Here is my attempt at translating. How far off was I?

Ang Maynila ay punong-lunsod ng pilipinas. Napakaraming tao rito. Ang mga taga-lalawigan ay dito rin nakatira. Dito ay maraming pagkain nguni’t mahal na lahat.


 Manila is the Capital City of the Philipines. There are very many people here. The province's here have settlers also. There is much food here, but it is expensive.

 
I had most difficulty with "Ang mga taga-lalawigan ay dito rin nakatira". I am not very confident about that part of the translation.
 
Thanks.


----------



## DotterKat

Very good attempt and your uncertainty about the last two sentences is not your fault as the Tagalog text is flawed. Left as they are, the final sentences would be:

Those from the provinces live here too. There is a lot of food here, but they (have become / have already become) too expensive.

_Ang mga taga-lalawigan ay dito rin nakatira_. Those from the provinces live here too.

The sentence above is flawed in the sense that it implies that all people from outlying provinces live in Manila as well. The reality is that many from other provinces do migrate to Manila in search of work but maintain their primary residences in their home provinces (to which they return during holidays and special occasions). I would have written this instead:

_May mga taga-lalawigan na dito nakahanap ng trabaho at dito (na naninirahan / naninirahan ng pangsamantala.) _There are those from the provinces who have found work here and (now reside here / reside here temporarily.)
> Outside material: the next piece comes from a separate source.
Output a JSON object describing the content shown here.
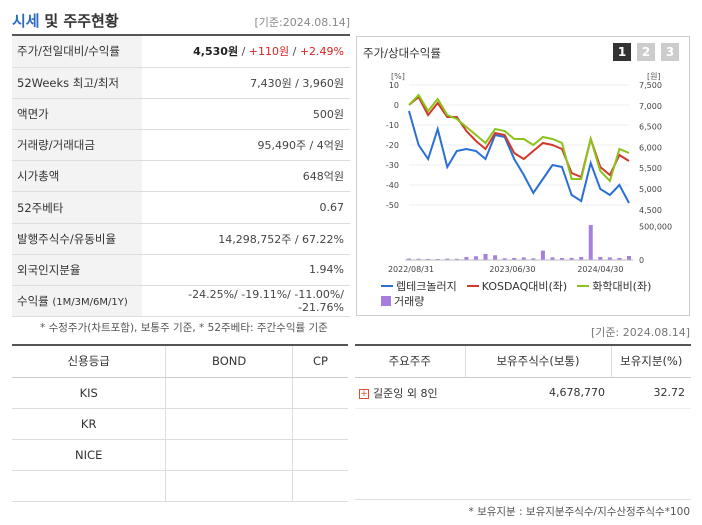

_Dito ay maraming pagkain nguni’t mahal na lahat. _There is a lot of food here but they (have become / have already become) too expensive.

The sentence is technically correct, but gives the impression of the passage of time by the use of _na _(thereby implying that the speaker had been there before and is speaking from experience --- which might be true.) Still, since the text is primarily a declaration of facts, I would have simply said:

_Dito ay maraming pagkain, nguni't lahat ay mahal. _There is a lot of food here, but everything is expensive.


----------



## Inglip

Thanks. The text is an extract from a book I have. The task was to translate it. The text it's self was translated (sort of) to a basic form of tagalog.

_Ang mga taga-lalawigan ay dito rin nakatira_. On this sentence I actually had down at first "People from the province also live here", but I changed it because it didn't make sense. Now I know why, even though I was more correct.

Thanks for the help.


----------